Textbooks should portray men and women who are good and smart.
A multimodal analysis of Figure 3 shows a Real–Ideal structure. The visual text (the Ideal) is given salience as an idealized message, whereas the written text (the Real) explains the message in the visual text. As the Ideal is the place to contest or reaffirm the underlying values of the culture, Stella subverts the cultural message of the text and provides a counternarration: “Men and women have equal talents and should use their knowledge together to build Nigeria.”
During the follow-up interview, a student in the group explains that her multimodal narrative shows that a “king [that] is rich and powerful but very stupid.” Stella argues that “the Aristo 3 [king] brings tragedy to his kingdom because he likes women.” Stella argues that the school should “teach about equal rights for all and no one is [should be] treated better because of gender.” She explains that Nigerian culture encourages rich men to take advantage of young women. Stella argues that Nigeria can only develop with the participation of all men and women. Stella explains that the role of Nigerian schools is to promote conditions that allow students to treat one another with respect and dignity. The student argues that schools should rethink gender role assignments and how social beliefs socialize boys and girls into specific social expectations and practices.
Engaging with the principle of design
Stella posts Figure 4 on the Facebook group wall to summarize her interpretation of the story.

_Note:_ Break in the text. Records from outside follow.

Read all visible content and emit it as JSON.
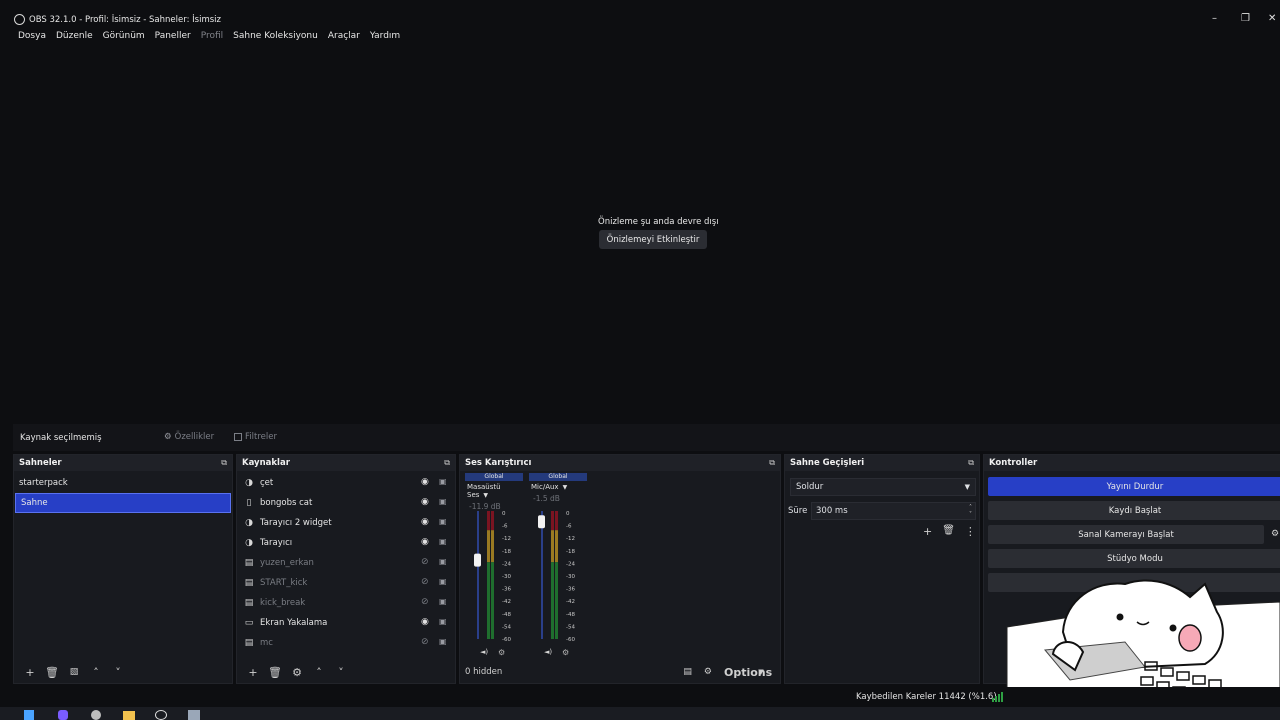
{
  "window": {
    "title": "OBS 32.1.0 - Profil: İsimsiz - Sahneler: İsimsiz"
  },
  "menu": [
    "Dosya",
    "Düzenle",
    "Görünüm",
    "Paneller",
    "Profil",
    "Sahne Koleksiyonu",
    "Araçlar",
    "Yardım"
  ],
  "preview": {
    "message": "Önizleme şu anda devre dışı",
    "enable_button": "Önizlemeyi Etkinleştir"
  },
  "source_bar": {
    "no_source": "Kaynak seçilmemiş",
    "properties": "Özellikler",
    "filters": "Filtreler"
  },
  "scenes": {
    "title": "Sahneler",
    "items": [
      "starterpack",
      "Sahne"
    ],
    "selected": "Sahne"
  },
  "sources": {
    "title": "Kaynaklar",
    "items": [
      {
        "name": "çet",
        "icon": "browser-icon",
        "visible": true
      },
      {
        "name": "bongobs cat",
        "icon": "file-icon",
        "visible": true
      },
      {
        "name": "Tarayıcı 2 widget",
        "icon": "browser-icon",
        "visible": true
      },
      {
        "name": "Tarayıcı",
        "icon": "browser-icon",
        "visible": true
      },
      {
        "name": "yuzen_erkan",
        "icon": "media-icon",
        "visible": false
      },
      {
        "name": "START_kick",
        "icon": "media-icon",
        "visible": false
      },
      {
        "name": "kick_break",
        "icon": "media-icon",
        "visible": false
      },
      {
        "name": "Ekran Yakalama",
        "icon": "monitor-icon",
        "visible": true
      },
      {
        "name": "mc",
        "icon": "media-icon",
        "visible": false
      }
    ]
  },
  "mixer": {
    "title": "Ses Karıştırıcı",
    "channels": [
      {
        "global": "Global",
        "name": "Masaüstü Ses",
        "db": "-11.9 dB",
        "level": 0.62
      },
      {
        "global": "Global",
        "name": "Mic/Aux",
        "db": "-1.5 dB",
        "level": 0.92
      }
    ],
    "scale": [
      "0",
      "-6",
      "-12",
      "-18",
      "-24",
      "-30",
      "-36",
      "-42",
      "-48",
      "-54",
      "-60"
    ],
    "hidden_count": "0 hidden",
    "options": "Options"
  },
  "transitions": {
    "title": "Sahne Geçişleri",
    "selected": "Soldur",
    "duration_label": "Süre",
    "duration_value": "300 ms"
  },
  "controls": {
    "title": "Kontroller",
    "stop_stream": "Yayını Durdur",
    "start_record": "Kaydı Başlat",
    "start_vcam": "Sanal Kamerayı Başlat",
    "studio_mode": "Stüdyo Modu"
  },
  "status": {
    "dropped_frames": "Kaybedilen Kareler 11442 (%1.6)"
  },
  "colors": {
    "accent": "#273fc6",
    "background": "#0d0e11",
    "panel": "#181a1f"
  }
}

Nigerian women should have equal rights.
The layout of Figure 4 shows visual hierarchy, that is, the relationship and emphasis based on relative importance of textual elements in a frame. Figure 4 is designed to direct teenage readers, who are always in a hurry, to the relevant information as quickly as possible on the Facebook page. The font of the quote is in bold, capital letters, and the written text is in big blocks of text. Because people read the English alphabet in a left-to-right and top-to-bottom order, the layout helps focus teenage readers’ eyes as they can quickly scan Facebook pages and locate important postings. Facebook pages, usually cluttered with different information and texts that are eye-catching (e.g., bold, large, or colorful) are more likely to attract the attention of readers. In Figure 4, Stella puts the main text in the upper-left corner in bold letters and the supplementary explanation (in small letters) at the bottom of the page. The large space surrounding the written text not only enhances the ability of readers to scan the text, but it also adds to the visual appeal of the design.
Figure 4 suggests that Stella understands the principle of design. During the follow-up interview, she explains that she “copied and pasted the quote” from the Internet (Figure 4) to make the point that “men and women are equal and they need to work together to develop Nigeria and make life better for everybody.” She notes that the quote aptly summarizes her view on gender inequality in Nigeria. However, Stella acknowledges that she has problems navigating different websites, accessing and responding to information online, and uploading images and videos onto Facebook.
Deconstructing literacy text
Data indicate that with instruction from the teacher, Stella, like other students, is learning to (a) deconstruct literacy texts to reject stories that maintain traditions and privileges for men, (b) transform texts by constructing a counternarrative that suggests equality among genders, (c) conceptualize social media as a crucial resource for self and community, and (d) use her tacit knowledge of cultural forms (multimodal narratives, multimedia literacies, and experiences of inequality) acquired at home for her critique of unequal social structures in this study. Furthermore, critical multimodal literacy empowers the students, including Bose, the third student, to create personal narratives about who they are and what they aspire to become.
Bose
Classroom observations, fieldnotes, and artifacts show that Bose struggles with learning English. Indeed, her teacher’s records indicate that she is failing the class. According to Bose, “English lessons are always not interesting.” However, she likes to read comic books, cartoons, surf the web, draw, and post images on her Facebook wall. Bose is Yoruba from a Christian family. Neither of her parents graduated from elementary school. Her father attended adult school to learn how to read and write. Her mother stays at home, whereas her father works as a bricklayer. She has three siblings who help her with homework. There is a TV in the sitting room. The sitting room is decorated with posters and family pictures.
Gender equity in classroom
Bose and her group analyze the story in the textbook. Using the Four-Stage Reading Model, the students start their discussion with the prompt: “Do you think the story is fair to Sango or the wives?” The group suggests that the story is not fair to women because it paints women negatively—that women are “jealous” and “fight [among] themselves.” Bose also argues that the story “shows Sango as a rich and powerful king who can buy women.” Bose notes that the root of polygamy is not religion or culture but poverty. She argues, “Rich Muslims send their daughters to school; only poor parents do not allow their daughters to go to school.” In her drawing, Bose rejects the underlying message of the story and instead argues that the root of inequality in Nigeria is the lack of equal opportunities for women.
Figure 5 shows a Real–Ideal structure; the visual text is the most salient part of the frame. The Ideal (the image of three women) gives preeminence to Nigerian women. The student, during the interview, argues that women in her drawing are successful: The women in my drawing are governors, presidents, army generals, lawyers and businesswomen . . . They have good work [careers] and earn good money. In my drawing, I tell the story of women, their positions and what they contribute to our country.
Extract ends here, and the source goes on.